If you’re planning on building your own home, there are many steps you’ll need to take before construction begins. You may feel a strong temptation to take on the whole project yourself, but that’s impossible. You first have to plan what needs to be done and gather your resources before jumping into such a huge project. The following are the 6 steps you must take before you begin working on building your dream home.
Plan Your Budget
The first thing you need to do is think about how much money you’re willing to invest in such a huge project. How much can you really afford? How much is your new home likely to cost?
Unless you have a huge supply of money, you’re likely going to have to take out a construction loan and mortgage. Knowing the estimated cost of your project allows you to modify your building plan as you go to meet your budget.
Choose Your Lot
The next most important task you need to complete is purchasing the lot where your new home will stand. To get an idea of how much a piece of land will cost, talk with a few realtors. There are exceptions to the rule, but typically you should expect that the land for your project will take up around 20 to 25 percent of the total cost. Before you even decide on a floor plan, you need to have your land. You and any professionals you hire will then need to investigate the condition of the land. You’ll look at factors such as building, drainage, zoning, and soil condition codes in the region.
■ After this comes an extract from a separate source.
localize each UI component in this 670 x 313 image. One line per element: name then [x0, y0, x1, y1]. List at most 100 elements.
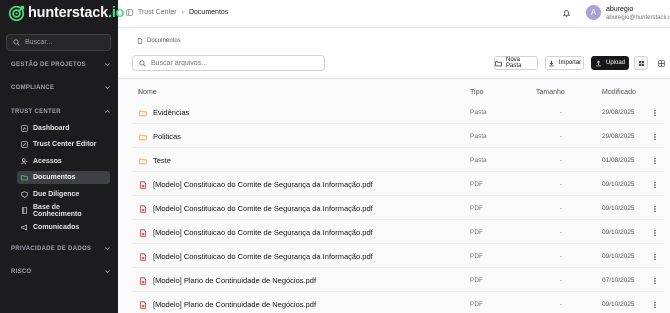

Choose A Design Professional
You may have some idea of how you want your home to look when it’s finished. However, you’ll need the expertise of some professionals to draft a design that is both practical and close to what you envision.
Whether you’re considering commercial contractors, an interior designer, or an architect, you want someone who can see and achieve your vision. Considering a commercial contractor is a good idea if you’re planning on building the housing structure for other people. They’ll do the actual building and can also help with the design of the structure. Interior designers can help you pick out materials, colors, furniture, and décor. Architects can help you create detailed floor plans and are typically familiar with permits.
No matter the professional you’re interested in, always meet with them in person to ask questions and fully discern how their services will help you. Do the same with any construction contractors you hire.
Create A Plan
Once you’ve chosen who you want to design with, it’s time to start planning. Your plans should contain a rough outline of your floor plan and some simple sketches of the exterior of the home if you want any additions. It will take your designers some time to work out this sketch. It will take you another week or so to verify that everything is the way you want it and to make any adjustments. If your project is larger, you should expect this phase to last several months.
Do Your Shopping Early
While your plans are being finalized, you won’t just be sitting back and relaxing. You’ll want to use this time to determine whether you want to hire a designer to help you select your materials.
The sheer amount of design factors and options out there can make even those who love to shop go crazy. You need to choose literally everything, from doorknobs to countertops to light fixtures and windows. Doing this before construction will keep you ahead of the curve and is the best time to enlist the help of an interior designer.
Get Your Permits
Getting your permits varies depending on your project and its location. For some, the process could only take a day. For others, it could take months or possibly years. Get an idea of how long this process will be for you so that you can determine a projected start date for your project. Keep in mind that permits can cost anywhere from a few hundred dollars to a few thousand.
While you wait for your permits and make your material selections, your contractor should be finishing up pricing and writing up a contract for construction. From there, you’ll adjust your budget and planning to fit the construction and material costs. The more effort you put into preparation, the better the final result will be.